Gandalf
Feb 1, 2019 at 1:47 pm
The main area where Japan refuses to allow imports that would be cheaper than what it produces at home would be agricultural products – from rice to beef to apple to liquor, Japan’s home producers are protected from cheaper foreign imports by a labyrinthine system of tariffs and import regulations that jack up the cost of any item imported into Japan and keeps its less efficient producers at home in business. Japan has a consumption tax too on top of that.
The key question I’ve been asking myself has been – why hasn’t the massive money printing in Japan and the US over the last two decades caused hyperinflation already, as happened in Weimar Germany, Zimbabwe, Venezuela, and the US in the 1970s?
Inflation, and hyperinflation, fundamentally start when a country that needs to import certain key goods finds the cost of those goods has skyrocketed.
Now, when a country highly dependent on those imports starts overprinting money, the value of its currency to its trading partners normally collapses, causing prices in its own currency to skyrocket, and setting off a general cycle of inflation/hyperinflation at home.
That’s the Standard Model of Hyperinflation.
It sort of happened to the US in the late 1970s. At the time the US had developed a heavy dependence on imported oil, which had a much larger role in its entire economy than it does today At the same time, the industries of Europe and Japan had recovered from the devastation of WWII and were ascendant.

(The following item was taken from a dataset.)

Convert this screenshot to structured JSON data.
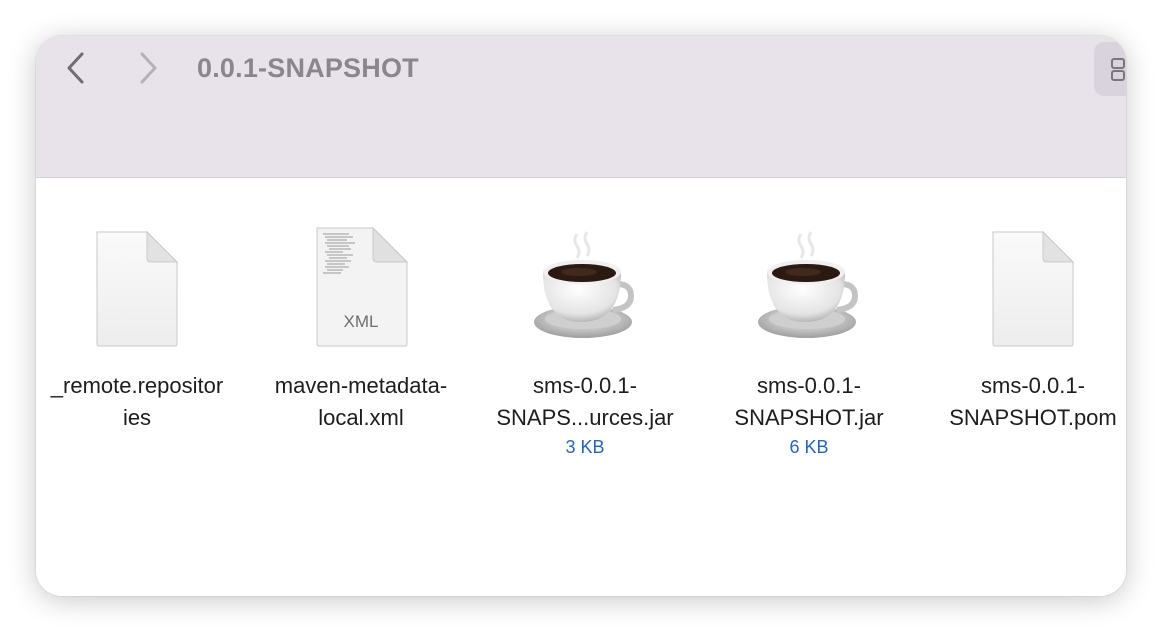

Wolf had a great article showing how the dollar started dropping as a world reserve currency during that time hitting a low if 40% by the mid 1980s
The Oil Crises of the 1970s and the rising cost of oil were responsible for about 2/3 of the inflation that occurred, according to most economists. Wage inflation also occurred in response, as unions were still strong and many American workers were protected by COLA contracts that raised their wages automatically with inflation. The Federal government had not yet rigged its Consumer Price Index calculations to artificially lower inflation rates.
In the 1980s, Reagan sweet talked the Saudis into turning the oil spigots back on and dropping oil prices (thus crashing the US oil industry for over a decade) – mostly by arming them to the hilt- selling them the best American weapons and building military bases, etc
Changing the CPI formula, crushing unions with right to work laws, starting the wave of off shoring of manufacturing, increased automation, the development of fracking in the US oil industry – all these factors have kept wage and price inflation low in the US since the 1970s
The US is hugely dependent on imports now and runs perpetual trade deficits. The great majority of US trading partners are either beholden to us for their military security (Taiwan, S Korea, Japan) or have shakier economies that hugely depend on selling their stuff to us (China, Mexico, and every Third or Second World country that we buy stuff from)

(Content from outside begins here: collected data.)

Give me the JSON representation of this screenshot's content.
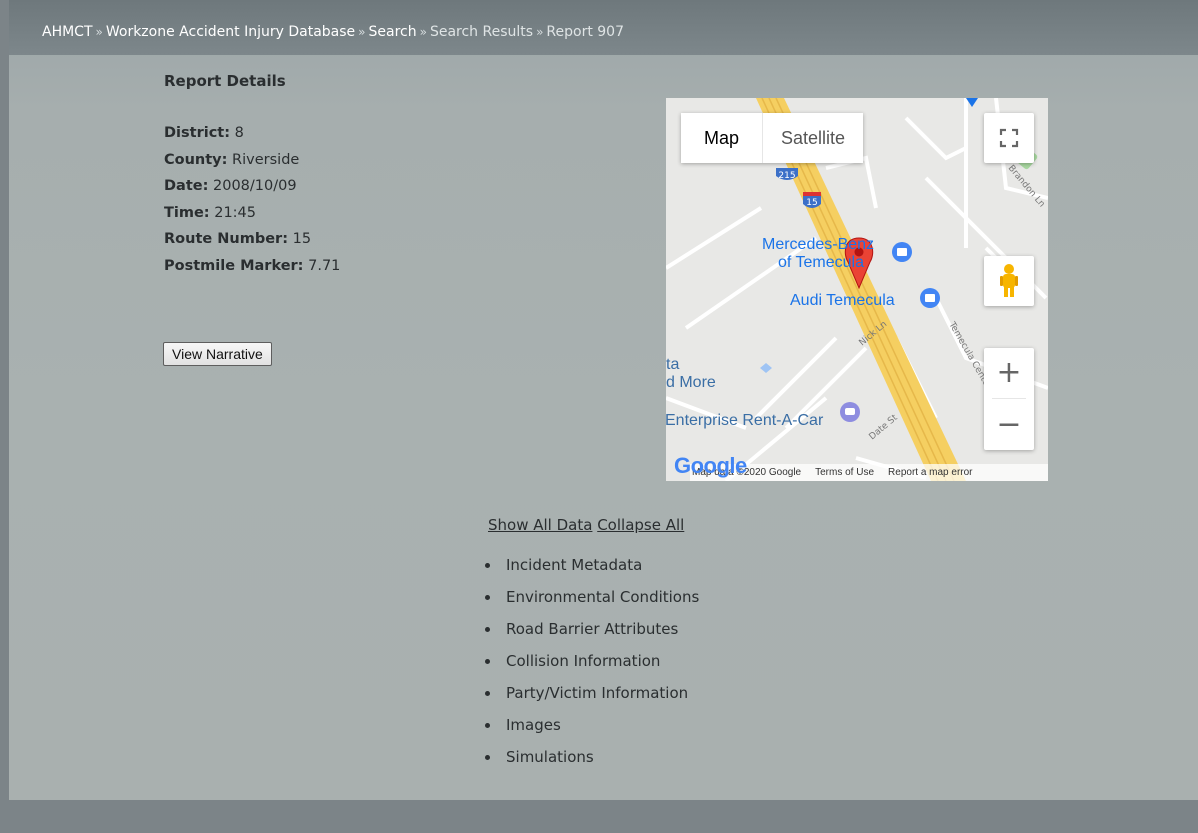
{
  "breadcrumb": {
    "items": [
      "AHMCT",
      "Workzone Accident Injury Database",
      "Search",
      "Search Results",
      "Report 907"
    ],
    "separator": "»"
  },
  "details": {
    "heading": "Report Details",
    "fields": [
      {
        "label": "District:",
        "value": "8"
      },
      {
        "label": "County:",
        "value": "Riverside"
      },
      {
        "label": "Date:",
        "value": "2008/10/09"
      },
      {
        "label": "Time:",
        "value": "21:45"
      },
      {
        "label": "Route Number:",
        "value": "15"
      },
      {
        "label": "Postmile Marker:",
        "value": "7.71"
      }
    ],
    "narrative_button": "View Narrative"
  },
  "map": {
    "type_options": [
      "Map",
      "Satellite"
    ],
    "active_type": "Map",
    "zoom_in": "+",
    "zoom_out": "−",
    "labels": {
      "mercedes": "Mercedes-Benz",
      "mercedes_2": "of Temecula",
      "audi": "Audi Temecula",
      "enterprise": "Enterprise Rent-A-Car",
      "more_1": "ta",
      "more_2": "d More",
      "nick_ln": "Nick Ln",
      "date_st": "Date St",
      "temecula_center": "Temecula Center Dr",
      "brandon": "Brandon Ln",
      "route_215": "215",
      "route_15": "15"
    },
    "footer": {
      "attribution": "Map data ©2020 Google",
      "terms": "Terms of Use",
      "report": "Report a map error"
    },
    "logo": "Google",
    "colors": {
      "highway": "#f5cf61",
      "marker": "#ea4335",
      "poi": "#1a73e8"
    }
  },
  "toggles": {
    "show_all": "Show All Data",
    "collapse_all": "Collapse All"
  },
  "sections": [
    "Incident Metadata",
    "Environmental Conditions",
    "Road Barrier Attributes",
    "Collision Information",
    "Party/Victim Information",
    "Images",
    "Simulations"
  ]
}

They can’t afford to stop taking our overprinted dollars or charging us more because we’ll just go somewhere else cheaper and, because the dollar is the world reserve currency, some other poor country will take it. With the trade war going on against China and prices rising there, this is already happening, with manufacturers moving to Vietnam, Thailand, India, and elsewhere
And so we are living high off our WWII legacy as the world reserve currency. Japan is avoiding hyperinflation by keeping imports low, consumption low, prices at home high, and savings high.
It still all looks like a house of cards, a flimsy dam built to hold back a rising flood of debt, in both countries.